To my surprise I was given first class accommodations, drinks and food were free. It was some kind of nice that they would respect us coming back. I had the stewardess wake me 10-15 minutes before we landed so I could freshen up.
She woke me. I jumped up reaching for my knife. There wasn’t any knife and I only scared that little gal pretty bad. I apologized, I felt so bad. This more experienced attendant told me not to worry, she was new, and to go on and get cleaned up.
The engines stopped, people were already getting off. I hesitated. I was a little nervous. I waited until all the others got off, and then I got up and walked to the hatch. The Pilot came out. “Semper-Fi Marine”, he said, holding out his hand to shake. “Yes Sir”, I said.
He told me he had done a couple tours in Oz, as a reserve Marine Captain flying mostly missions in the south in “Phantom Jets.” It was the first time I had heard the phrase used when he also said, “Welcome Home.” I had another lump in my throat.
I took my time walking up the ramp. When I got to the top, I couldn’t see my Wife or my folks. I got my sea bag then walked to the main floor of the terminal.
Then I finally saw her and heard her say to my delight, ”Well, there’s my baby”, as she hurriedly walked towards me. I picked her up and we kissed, she was crying. She was so soft, smelled like heaven. I hugged my Mom and Dad; we headed south which took about a 3 hours to get to my home.
My Wife and I were in the back seat. I put my head on her shoulder and felt so safe. I remember her telling me, “Honey, we’re home.” My Dad was worried about me because I was so thin. I told him I that was just fine.
I don’t remember it, but they told me a few days later that I had terrible nightmares. I would wake up in cold sweats.

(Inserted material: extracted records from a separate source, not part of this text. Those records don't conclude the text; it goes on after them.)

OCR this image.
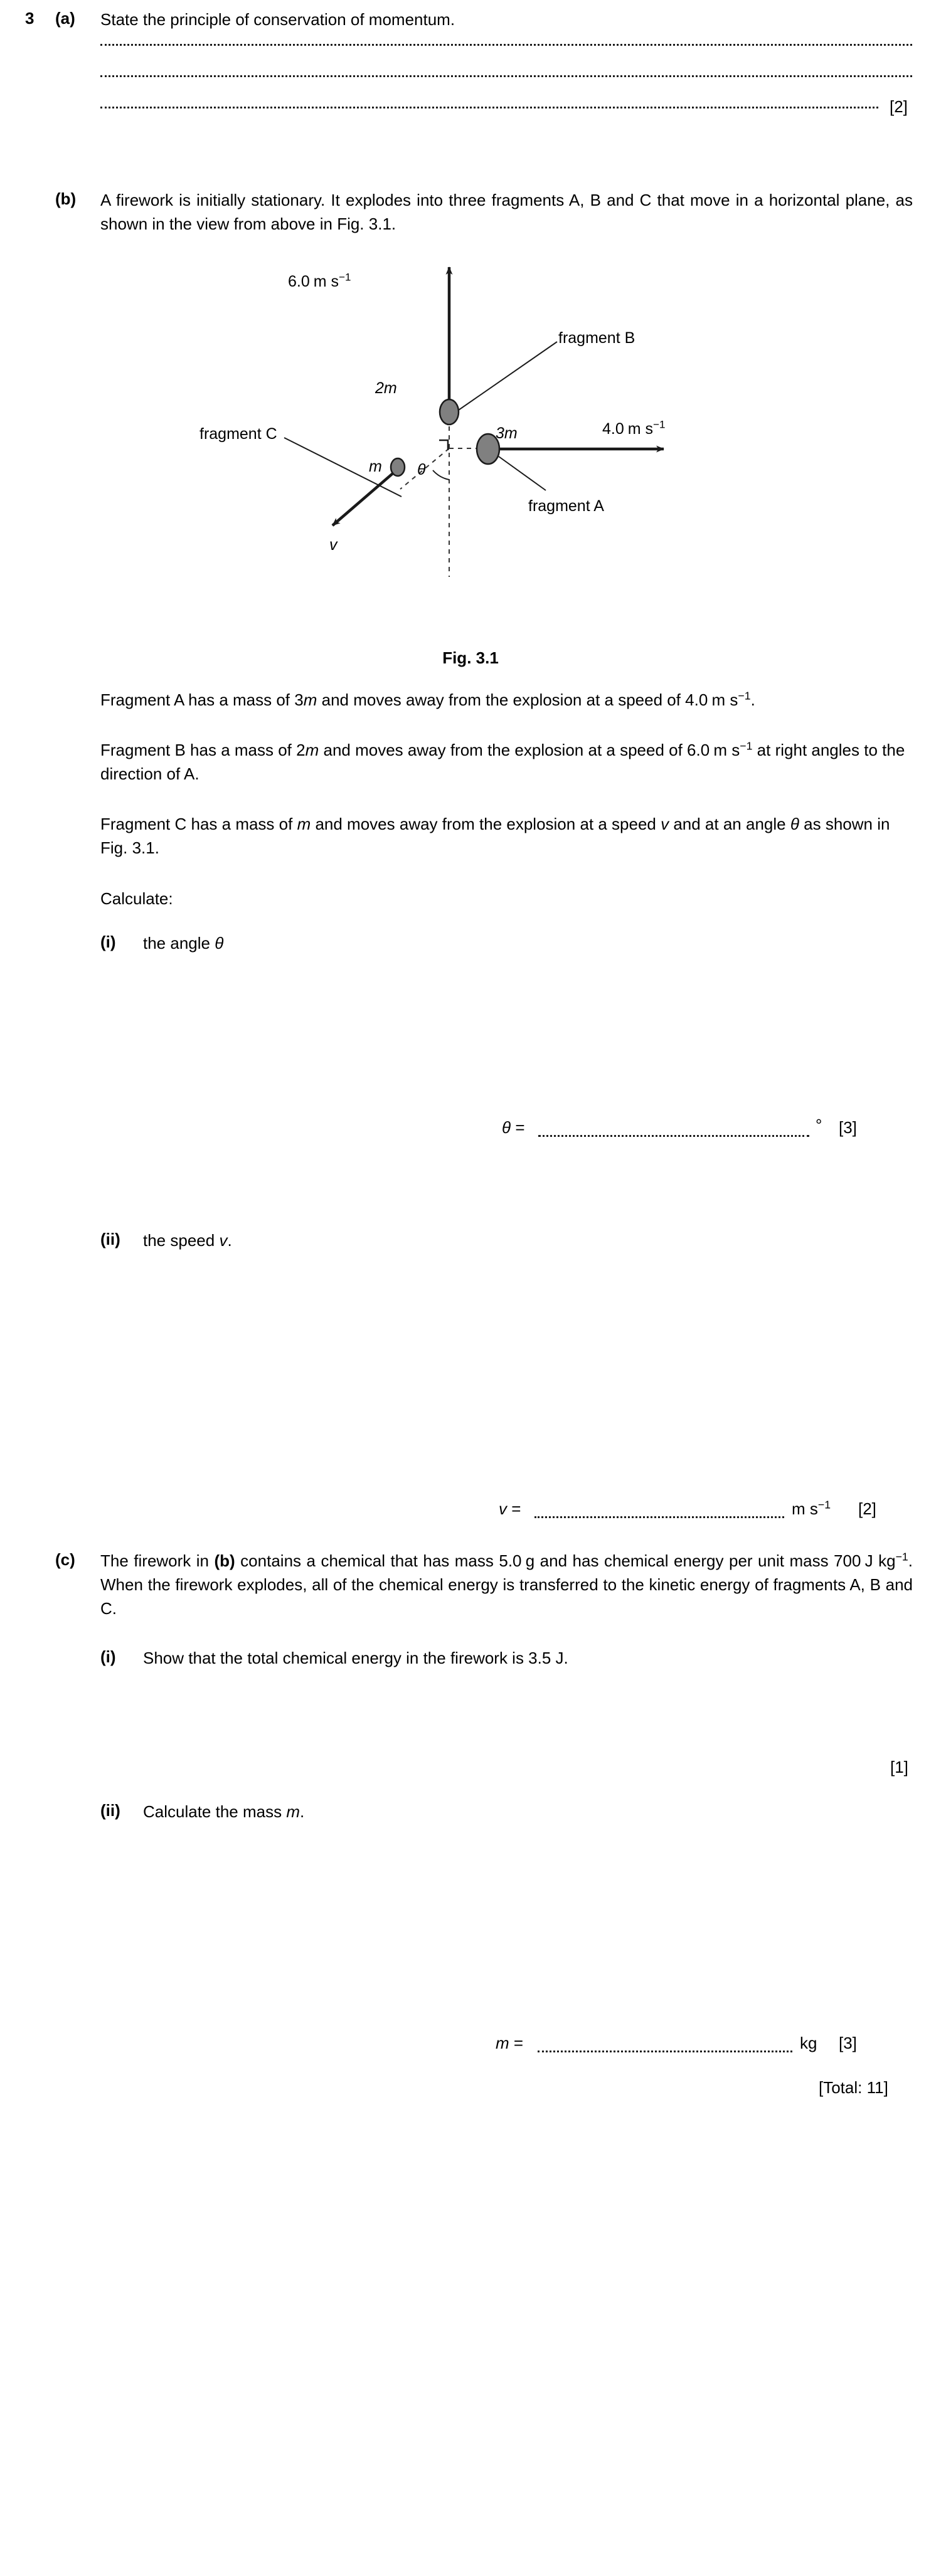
3 (a) State the principle of conservation of momentum.
[2]
(b) A firework is initially stationary. It explodes into three fragments A, B and C that move in a horizontal plane, as shown in the view from above in Fig. 3.1.
6.0  m $s^{-1}$
2m
fragment B
fragment C
m θ
v
3m	4.0  m $s^{-1}$
fragment A
Fig. 3.1
Fragment A has a mass of 3m and moves away from the explosion at a speed of 4.0  m $s^{-1}$.
Fragment B has a mass of 2m and moves away from the explosion at a speed of 6.0  m $s^{-1}$ at right angles to the direction of A.
Fragment C has a mass of m and moves away from the explosion at a speed v and at an angle θ as shown in Fig. 3.1.
Calculate:
(i) the angle θ
θ =	° [3]
(ii) the speed v.
v =	m $s^{-1}$ [2]
(c) The firework in (b) contains a chemical that has mass 5.0  g and has chemical energy per unit mass 700  J $kg^{-1}$. When the firework explodes, all of the chemical energy is transferred to the kinetic energy of fragments A, B and C.
(i) Show that the total chemical energy in the firework is 3.5 J.
[1]
(ii) Calculate the mass m.
m =	kg [3]
[Total: 11]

My Wife had to take the sheets off the bed, and then used some sort of pad to help absorb the sweat. During the day, I’d take the mattress outside and let it air out.
I got to hold my daughter again. We played games with her and held her when she cried. She and my Wife were my inspiration to live through that whole time in Oz.
I wasn’t 21 yet but it didn’t make any difference to the two brothers that owned the tavern we frequented. I had a few, and then I slipped from the bar to go set at a table to listen to the jukebox.
Back in that little tavern it hit me again, the same events in Oz. I guess I hadn’t finished thinking about it, and I needed to, or it just came.
I was back thinking about the time my friends got slaughtered, and I helplessly heard it all. I started remembering how I wanted so badly to try and get to them. It was about 2 clicks away from our position. I made a radio call asking if I could go to their aid, but I was told negative. I remembered the radio traffic between the radio relay operator and the team on top of the Rock Pile. They were trying to guide this Sparrow Hawk reaction unit of infantry, to the ambushed unit’s location. I heard and saw jets coming in and I could hear the choppers’ noise on the radio during different times.
Then I wondered if the NVA patrol that came by the Montagnard village, if they were just out that far on a recon mission, or just passing through to get to where my friends were getting killed. The “could’ve, would’ve, should’ve” things were going through my mind so fast.
Then just as quickly as the thoughts came it left. I was okay again. I was back in the little tavern at home. We laughed so much at the B.S. that was being said. And we talked about everything except Oz.